Nina Talks Dresden

Book #4

446 pages

I have a deep seeded love for all kinds of mythology and lore. And the Fae are some of my favorites. They are a beautiful, devious, powerful, crazy bunch of peeps, especially when Mab, the Winter Queen, needs you to do something for her. She’s not exactly the kind of person you can say no to.

As it turns out Mab has bought Harry’s debt from his godmother, the Leanansidhe, and in doing so, she is owed three “favors” or errands from Harry. She needs him to prove her innocence in the murder of the Summer Knight, the rival courts champion, and find who holds the fallen knight’s power. And what happens if he can’t? Nothing big… just the end of the world.

In this book we get to see some of the inner workings of the White Council of Wizards, the ruling body for wizards around the world, and the enforcers of the seven laws of magic. It’s clear that Harry is known council-wide for being a smart ass, and is generally not taken seriously. The fact that he started the war with the vampire courts doesn’t make it easy for anyone to support him. You start to see divisions in the senior council, and what people are willing to do to support their side.

We also finally get to meet Elaine Mallory. She was Harry’s first love, which he thought was dead by his own hand and has been killing himself with guilt over her supposed death for years.  Turns out she’s been hiding out with the faerie courts (thanks for the post card!), and is in way over her head. Of course, Harry feels a bone deep, sometimes annoyingly strong, need to rescue every damsel in distress. And he gets sucked into this situation more than once, and more often then not, (read: always) ends up being more trouble than it’s worth. I’ve never been a fan of Elaine’s. She shows up again later in the series, and I know the author isn’t done with her story line yet.

In Grave Peril we had a little break from Murphy. In Summer Knight she’s back and I actually really like her. She’s completely willing to trust Harry, and accept the fact that some things (like vamps, werewolves, ghouls, and giant Fae tree… things) need to be handled a little differently. By doing this she proves she’s a friend not foe, and wins my heart. There is a scene with Harry and Murphy in a 24 hour Wal-Mart that shows how bad ass she really is. She’s amazing under pressure and handles everything with a calculated calm that comes with years of discipline and practice. The girl also knows her way around the home improvement section.

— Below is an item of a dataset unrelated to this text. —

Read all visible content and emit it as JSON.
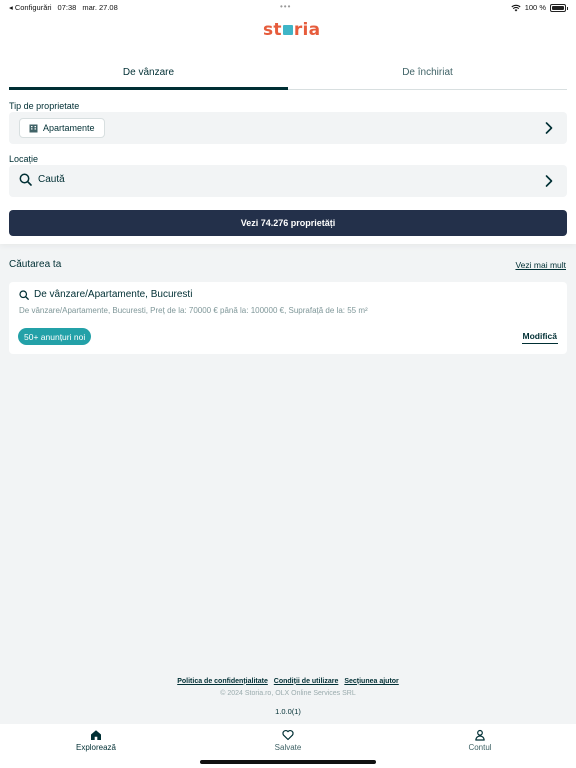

I can admit when I’m wrong. And I was wrong. Karrin Murphy rocks my socks.

Book #5
378 pages

Jim Butcher is great at taking classic lore and making it new.  This time Harry’s client is looking to recover a holy artifact. When Harry finds out what artifact was stolen, his response is classic. “Some one stole the freak’n Shroud of Turin?”  This installment was full of twists and kept up a fast paced hilarity despite its much darker tone.

Death Masks has plenty of character development, and we have face time with some of our old friends and few new favorites. We find out what happened to Susan, offering some resolution to the open ending of Grave Peril.(For those of you that have read it, I want me some enchanted rope.)  And we meet Waldo Butters. I love Butters. He is a smart, dorky, Polka loving Chicago M.E. who knows there’s weird out there, and he’s not afraid to admit it.

The Knights of the Cross are a pivotal part in this story and we get a healthy glimpse into a few of them. We see a lot of Michael, and his big holy sword. Let me tell you, Michael, and the rest of the Knights of the Cross kick evil booty! Sanya is fabulous, and he’s Russian, so it lends for some truly giggle worthy quotes. Shiro leaves a huge impression on Harry, which will last the rest of his life. The extent the Knights will go to, to protect and serve the greater good astounds me.

There’s something about the ending that gives me hope. It’s not that a difficult situation is resolved, because it isn’t. The conclusion opens more doors than it shut. The bad guys still get away. In fact, we come across them several more times. What gives me hope is, in the end, the story is about doing what you can to protect those you love.

Book #6
352 pages

Blood Rites give us something different from the previous books in the series; a secret is revealed that holds a deep significance to the character development of Harry and changes him in a way that we never could have imagined.

A portion of Blood Rites takes place around a movie set. A porn set. I wasn’t completely sold on this idea, and thought it would be super corny and hard for me to take seriously. I got to chapter 7 and changed my mind. The setting lends for some funny and inappropriate scenes. It’s hilarious to listen to Harry’s inner dialogue while he’s on the set, watching his polite chivalry at odds with his baser needs.

This installment is also about the White Court, all of whom are incubi and succubae. When you deal with the White Court that means Thomas Wraith is involved. Oh ya. Thomas is one of my favorite characters. He’s smooth, cunning, confident, funny, and hot as hell. It’s scary how much I liked Thomas, and I found myself defending, and justifying the actions of the incubus. There is a plot twist concerning the Wraiths that shows you how scheming and deceptive they are.

In the end Harry does what needs to be done, and while he doesn’t escape unscathed, he does gain a friend.